In the recent case of Hagan v Coca-Cola Bottling Co., 26 F.L.W. S812 (Fla. Dec. 13, 2001), the Supreme Court was faced with the issue of whether physical injury was required in order to recover damages for emotional distress caused by the consumption of a contaminated beverage. In that case, the plaintiffs ingested soda from a coke bottle which they later found out contained a used condom. A jury returned a verdict in their favor and the District Court reversed, holding that the impact rule precluded the claim. In that case the Supreme Court reviewed enough ingestion cases to make the reader sick, including everything from a can of spinach containing worms to a rat in a coke bottle. The Court then concluded that the issue before it was controlled by Tanner v Hartog, supra, and Doyle v Pillsbury Co., 476 So.2d 1271 (Fla. 1985).

In Doyle, the plaintiff fell over a chair and suffered physical injuries when she jumped back in alarm after observing an insect floating in the top of a can of peas. The Court held that the producer or retailer of food is required to foresee that a person may become either physically or psychologically ill after consuming part of a food product that contains a foreign object. The Court then held that since the plaintiff in that case had not actually consumed any of the peas, liability would not ensue but inferentially held that if consumption had taken place, a physical injury might not be required.
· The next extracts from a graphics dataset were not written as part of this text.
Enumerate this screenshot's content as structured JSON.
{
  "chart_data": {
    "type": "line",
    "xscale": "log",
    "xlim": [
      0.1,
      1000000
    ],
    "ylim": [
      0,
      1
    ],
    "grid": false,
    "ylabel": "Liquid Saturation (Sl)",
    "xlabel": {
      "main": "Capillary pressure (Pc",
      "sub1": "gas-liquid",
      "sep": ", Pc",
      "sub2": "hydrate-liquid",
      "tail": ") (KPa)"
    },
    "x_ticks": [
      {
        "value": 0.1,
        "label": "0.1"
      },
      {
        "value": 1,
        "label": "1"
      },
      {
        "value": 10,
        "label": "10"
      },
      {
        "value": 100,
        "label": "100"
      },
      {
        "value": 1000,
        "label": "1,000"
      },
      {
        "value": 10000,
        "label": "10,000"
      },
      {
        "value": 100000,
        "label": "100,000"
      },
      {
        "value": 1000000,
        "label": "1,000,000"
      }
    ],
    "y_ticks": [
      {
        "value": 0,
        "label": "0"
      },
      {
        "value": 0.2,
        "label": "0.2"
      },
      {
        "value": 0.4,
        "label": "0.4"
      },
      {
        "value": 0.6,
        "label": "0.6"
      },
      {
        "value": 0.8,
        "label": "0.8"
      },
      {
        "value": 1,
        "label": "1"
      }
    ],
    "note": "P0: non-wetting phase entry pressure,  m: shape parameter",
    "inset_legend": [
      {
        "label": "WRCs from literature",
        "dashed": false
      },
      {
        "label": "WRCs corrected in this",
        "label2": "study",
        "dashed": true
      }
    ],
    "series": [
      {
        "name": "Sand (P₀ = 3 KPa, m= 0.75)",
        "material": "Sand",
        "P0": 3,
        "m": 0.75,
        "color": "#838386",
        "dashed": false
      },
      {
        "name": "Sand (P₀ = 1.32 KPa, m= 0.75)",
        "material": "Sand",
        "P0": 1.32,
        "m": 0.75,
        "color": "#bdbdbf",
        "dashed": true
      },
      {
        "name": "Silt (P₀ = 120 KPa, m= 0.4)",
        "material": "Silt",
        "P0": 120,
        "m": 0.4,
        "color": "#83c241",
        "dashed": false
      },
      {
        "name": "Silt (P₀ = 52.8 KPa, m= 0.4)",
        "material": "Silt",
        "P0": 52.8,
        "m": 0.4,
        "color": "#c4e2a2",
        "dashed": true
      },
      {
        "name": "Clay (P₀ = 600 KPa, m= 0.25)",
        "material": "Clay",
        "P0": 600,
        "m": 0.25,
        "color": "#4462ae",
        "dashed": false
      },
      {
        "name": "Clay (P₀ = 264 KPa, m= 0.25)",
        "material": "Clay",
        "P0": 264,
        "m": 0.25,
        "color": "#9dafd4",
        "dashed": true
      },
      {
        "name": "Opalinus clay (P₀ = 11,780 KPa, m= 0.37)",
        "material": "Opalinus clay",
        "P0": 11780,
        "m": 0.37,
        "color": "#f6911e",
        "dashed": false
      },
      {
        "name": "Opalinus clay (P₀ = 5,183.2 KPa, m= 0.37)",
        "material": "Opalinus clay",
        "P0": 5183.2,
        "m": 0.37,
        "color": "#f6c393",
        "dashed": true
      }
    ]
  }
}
In Tanner v Hartog, supra, the Court held that in a stillbirth case the impact rule does not apply because public policy dictates that an action by the parents for negligent stillbirth should be recognized in Florida notwithstanding the existence or lack of an impact. In Hogan, supra, the Court held:

As this Court recognized in Tanner, the impact

rule does not apply where emotional damages

are a ‘consequence of conduct that itself is a

freestanding tort apart from any emotional

injury.’ 696 So.2d at 708 (quoting Kush, 616

So.2d at 415). And, of course, Doyle

recognized a cause of action based on the

ingestion of a contaminated food since

ingestion itself constitutes an impact.

Consistent with our opinions and holdings

in Tanner and Doyle, we hold that a plaintiff

need not prove the existence of a physical

injury in order to recover damages for

emotional injuries caused by the consumption

of a contaminated food or beverage. As this

Court made clear in Doyle, those who market

foodstuffs should foresee and expect to

bear responsibility for the emotional and

physical harm caused by someone consuming

a food product that is contaminated by a

foreign substance.

This reasoned opinion joins a line of recent decisions intellectually questioning some of the tenets of Florida tort law.